13. Aux termes de l'article 9 de la loi du 12 juillet 1985 relative à la maîtrise d'ouvrage publique et à ses rapports avec la maîtrise d'œuvre privée, applicable au marché en litige : " La mission de maîtrise d'œuvre donne lieu à une rémunération forfaitaire fixée contractuellement. Le montant de cette rémunération tient compte de l'étendue de la mission, de son degré de complexité et du coût prévisionnel des travaux ". Aux termes de l'article 30 du décret du 29 novembre 1993 relatif aux missions de maîtrise d'œuvre confiées par des maîtres d'ouvrage publics à des prestataires de droit privé, applicable au marché en litige : " Le contrat de maîtrise d'œuvre précise, d'une part, les modalités selon lesquelles est arrêté le coût prévisionnel assorti d'un seuil de tolérance, sur lesquels s'engage le maître d'œuvre, et, d'autre part, les conséquences, pour celui-ci, des engagements souscrits (...) / III. En cas de modification de programme ou de prestations décidées par le maître de l'ouvrage, le contrat de maîtrise d'œuvre fait l'objet d'un avenant qui arrête le programme modifié et le coût prévisionnel des travaux concernés par cette modification, et adapte en conséquence la rémunération du maître d'œuvre et les modalités de son engagement sur le coût prévisionnel (...) ".
14. Il résulte des dispositions citées au point précédent, applicables au marché en litige, que le titulaire d'un contrat de maîtrise d'œuvre est rémunéré par un prix forfaitaire couvrant l'ensemble de ses charges et missions, ainsi que le bénéfice qu'il en escompte, et que seule une modification de programme ou une modification de prestations décidées par le maître de l'ouvrage peut donner lieu à une adaptation et, le cas échéant, à une augmentation de sa rémunération. Ainsi, la prolongation de sa mission n'est de nature à justifier une rémunération supplémentaire du maître d'œuvre que si elle a donné lieu à des modifications de programme ou de prestations décidées par le maître d'ouvrage.
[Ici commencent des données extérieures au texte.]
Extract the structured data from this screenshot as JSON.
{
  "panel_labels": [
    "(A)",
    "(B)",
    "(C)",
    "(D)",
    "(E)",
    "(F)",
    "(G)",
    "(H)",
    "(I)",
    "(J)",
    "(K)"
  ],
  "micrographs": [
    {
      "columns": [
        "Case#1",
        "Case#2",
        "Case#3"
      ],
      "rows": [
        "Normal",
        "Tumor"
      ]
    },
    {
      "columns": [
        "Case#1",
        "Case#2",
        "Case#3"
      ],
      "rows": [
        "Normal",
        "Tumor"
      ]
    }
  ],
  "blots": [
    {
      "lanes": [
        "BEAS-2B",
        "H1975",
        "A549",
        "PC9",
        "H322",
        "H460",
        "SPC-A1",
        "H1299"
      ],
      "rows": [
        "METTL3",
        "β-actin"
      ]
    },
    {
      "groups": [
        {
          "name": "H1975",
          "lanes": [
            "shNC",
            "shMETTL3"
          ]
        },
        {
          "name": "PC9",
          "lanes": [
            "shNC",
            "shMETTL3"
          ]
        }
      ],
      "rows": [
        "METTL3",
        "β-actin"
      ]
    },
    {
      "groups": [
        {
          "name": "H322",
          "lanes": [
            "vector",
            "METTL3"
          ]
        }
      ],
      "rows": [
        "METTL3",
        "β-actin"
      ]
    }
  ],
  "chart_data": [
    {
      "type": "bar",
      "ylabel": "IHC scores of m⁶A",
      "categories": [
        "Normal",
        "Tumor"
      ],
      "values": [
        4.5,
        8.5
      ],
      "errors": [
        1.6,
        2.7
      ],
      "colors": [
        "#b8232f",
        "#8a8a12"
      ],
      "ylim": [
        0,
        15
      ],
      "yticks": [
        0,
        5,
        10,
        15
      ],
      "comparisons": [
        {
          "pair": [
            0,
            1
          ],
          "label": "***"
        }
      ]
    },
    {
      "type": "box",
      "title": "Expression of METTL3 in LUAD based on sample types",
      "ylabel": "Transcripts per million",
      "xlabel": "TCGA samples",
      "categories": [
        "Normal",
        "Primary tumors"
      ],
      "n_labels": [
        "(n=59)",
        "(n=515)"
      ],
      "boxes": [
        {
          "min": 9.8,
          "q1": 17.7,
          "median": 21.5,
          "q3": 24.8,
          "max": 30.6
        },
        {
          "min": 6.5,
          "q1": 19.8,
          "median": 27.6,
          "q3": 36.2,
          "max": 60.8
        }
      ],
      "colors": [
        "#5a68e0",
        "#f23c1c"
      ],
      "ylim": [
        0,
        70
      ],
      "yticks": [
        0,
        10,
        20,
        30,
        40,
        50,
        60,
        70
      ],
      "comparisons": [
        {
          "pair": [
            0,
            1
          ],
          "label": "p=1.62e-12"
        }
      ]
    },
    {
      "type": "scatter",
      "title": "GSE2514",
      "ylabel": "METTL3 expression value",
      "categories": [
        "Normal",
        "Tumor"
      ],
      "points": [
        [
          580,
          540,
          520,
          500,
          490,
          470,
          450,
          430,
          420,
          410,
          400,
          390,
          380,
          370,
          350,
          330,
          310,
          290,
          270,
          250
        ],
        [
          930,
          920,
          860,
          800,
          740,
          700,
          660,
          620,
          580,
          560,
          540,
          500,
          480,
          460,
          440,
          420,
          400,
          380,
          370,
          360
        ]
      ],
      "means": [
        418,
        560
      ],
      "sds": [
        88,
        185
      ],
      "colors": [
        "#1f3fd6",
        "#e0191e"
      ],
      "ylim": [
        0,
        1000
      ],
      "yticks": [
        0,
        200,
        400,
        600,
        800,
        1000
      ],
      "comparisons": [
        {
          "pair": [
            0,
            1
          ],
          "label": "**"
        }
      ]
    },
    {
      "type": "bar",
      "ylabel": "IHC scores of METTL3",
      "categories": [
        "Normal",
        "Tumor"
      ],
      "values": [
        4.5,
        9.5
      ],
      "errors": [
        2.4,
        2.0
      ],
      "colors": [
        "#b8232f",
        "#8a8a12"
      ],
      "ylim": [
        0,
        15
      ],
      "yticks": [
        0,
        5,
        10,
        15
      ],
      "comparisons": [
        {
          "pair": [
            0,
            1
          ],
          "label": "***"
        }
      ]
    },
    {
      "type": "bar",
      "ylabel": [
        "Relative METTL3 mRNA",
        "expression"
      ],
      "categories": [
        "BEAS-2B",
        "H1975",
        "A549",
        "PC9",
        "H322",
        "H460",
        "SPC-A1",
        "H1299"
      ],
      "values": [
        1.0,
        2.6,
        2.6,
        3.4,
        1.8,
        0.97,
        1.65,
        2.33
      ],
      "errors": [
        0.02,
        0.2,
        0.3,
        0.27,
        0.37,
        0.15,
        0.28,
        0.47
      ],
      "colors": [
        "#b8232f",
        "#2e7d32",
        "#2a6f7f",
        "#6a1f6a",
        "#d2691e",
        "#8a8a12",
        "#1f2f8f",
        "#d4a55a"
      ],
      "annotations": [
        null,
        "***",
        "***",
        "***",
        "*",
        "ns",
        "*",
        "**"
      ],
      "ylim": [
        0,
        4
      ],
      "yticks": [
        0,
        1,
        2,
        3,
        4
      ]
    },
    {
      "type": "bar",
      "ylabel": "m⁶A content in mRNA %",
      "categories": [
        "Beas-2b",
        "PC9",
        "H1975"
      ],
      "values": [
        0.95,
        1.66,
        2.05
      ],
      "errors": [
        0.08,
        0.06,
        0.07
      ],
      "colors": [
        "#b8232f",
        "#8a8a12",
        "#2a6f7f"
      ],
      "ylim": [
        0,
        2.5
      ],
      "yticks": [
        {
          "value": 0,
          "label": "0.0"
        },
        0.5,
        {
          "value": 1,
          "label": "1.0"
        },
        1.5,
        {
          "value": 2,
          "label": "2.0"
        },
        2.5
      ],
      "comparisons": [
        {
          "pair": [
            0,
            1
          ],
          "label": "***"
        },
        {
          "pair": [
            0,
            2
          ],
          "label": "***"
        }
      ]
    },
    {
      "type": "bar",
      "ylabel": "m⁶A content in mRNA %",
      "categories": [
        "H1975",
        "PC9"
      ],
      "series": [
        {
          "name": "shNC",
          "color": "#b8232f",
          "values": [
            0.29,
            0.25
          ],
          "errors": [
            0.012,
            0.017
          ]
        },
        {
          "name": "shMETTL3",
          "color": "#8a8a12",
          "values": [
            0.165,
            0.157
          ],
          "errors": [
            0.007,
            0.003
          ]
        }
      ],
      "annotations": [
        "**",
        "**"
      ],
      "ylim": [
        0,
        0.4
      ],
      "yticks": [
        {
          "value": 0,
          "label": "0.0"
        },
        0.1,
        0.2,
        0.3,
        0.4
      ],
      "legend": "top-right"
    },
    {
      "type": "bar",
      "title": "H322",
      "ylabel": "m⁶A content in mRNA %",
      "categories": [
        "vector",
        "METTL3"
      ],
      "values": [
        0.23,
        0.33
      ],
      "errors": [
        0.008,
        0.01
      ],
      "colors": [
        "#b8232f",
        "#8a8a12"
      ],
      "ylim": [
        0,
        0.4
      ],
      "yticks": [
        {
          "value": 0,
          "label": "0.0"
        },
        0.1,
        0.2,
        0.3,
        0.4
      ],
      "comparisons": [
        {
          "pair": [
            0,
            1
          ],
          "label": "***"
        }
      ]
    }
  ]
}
En outre, le maître d'œuvre ayant effectué des missions ou prestations non prévues au marché de maîtrise d'œuvre et qui n'ont pas été décidées par le maître d'ouvrage a droit à être rémunéré de ces missions ou prestations, nonobstant le caractère forfaitaire du prix fixé par le marché, si elles ont été indispensables à la réalisation de l'ouvrage selon les règles de l'art, ou si le maître d'œuvre a été confronté dans l'exécution du marché à des sujétions imprévues présentant un caractère exceptionnel et imprévisible, dont la cause est extérieure aux parties et qui ont pour effet de bouleverser l'économie du contrat.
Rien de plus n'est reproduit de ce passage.